Tiered deployment of elasticsearch

I am brainstorming about implementing different realtime distribution
architecture based on elasticsearch. With the default deployment of
elasticsearch, mainly due to disk IO bottleneck, for scalable system with
less than 1 minutes delay from data pipeline to elasticsearch cluster, it
needs excessive number of servers than our cost budget. So I need to
discuss with you guys about the following architecture borrowed from Druid
developed and open sourced by metamx.

There are two types of elasticsearch clusters, the first one is realtime
and the second one is historical. Realtime nodes are indexing with Memory
store type. Every hour(this can be configured), realtime nodes flush the
index into the disk and notify historical nodes. When historical nodes
receives the notification, they start to copy the index from realtime nodes
and add to the index. After the historical nodes finishes copying the
index, realtime nodes can close the index and free it from the memory.

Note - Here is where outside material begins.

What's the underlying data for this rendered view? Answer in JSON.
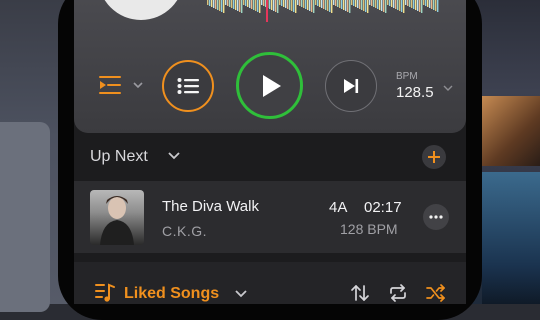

We need a client module to merge the search result from realtime nodes and
historical nodes.

What do you think about this idea? If I want to implement this
architecture, is there anything that should be added/changed in
elasticsearch? In other words, can I implement this architecture without
touching anything in elasticsearch core side?

Thank you
Best, Jae

--

Hello Jae,

I think you can achieve the same thing by tweaking flush options with local
gateway:

Also, you might benefit from store-level throttling. You can set this to
"merge" and fill in a value that fits your setup to make sure that merges
won't suffocate your IO:

On the same page there are some details about store-level compression.
Which should help your disk throughput, at the expense of CPU.

Best regards,
Radu

http://sematext.com/ -- Elasticsearch -- Solr -- Lucene

On Thu, Nov 29, 2012 at 9:01 PM, Jae metacret@gmail.com wrote:

I am brainstorming about implementing different realtime distribution
architecture based on elasticsearch. With the default deployment of
elasticsearch, mainly due to disk IO bottleneck, for scalable system with
less than 1 minutes delay from data pipeline to elasticsearch cluster, it
needs excessive number of servers than our cost budget. So I need to
discuss with you guys about the following architecture borrowed from Druid
developed and open sourced by metamx.

There are two types of elasticsearch clusters, the first one is realtime
and the second one is historical. Realtime nodes are indexing with Memory
store type. Every hour(this can be configured), realtime nodes flush the
index into the disk and notify historical nodes. When historical nodes
receives the notification, they start to copy the index from realtime nodes
and add to the index. After the historical nodes finishes copying the
index, realtime nodes can close the index and free it from the memory.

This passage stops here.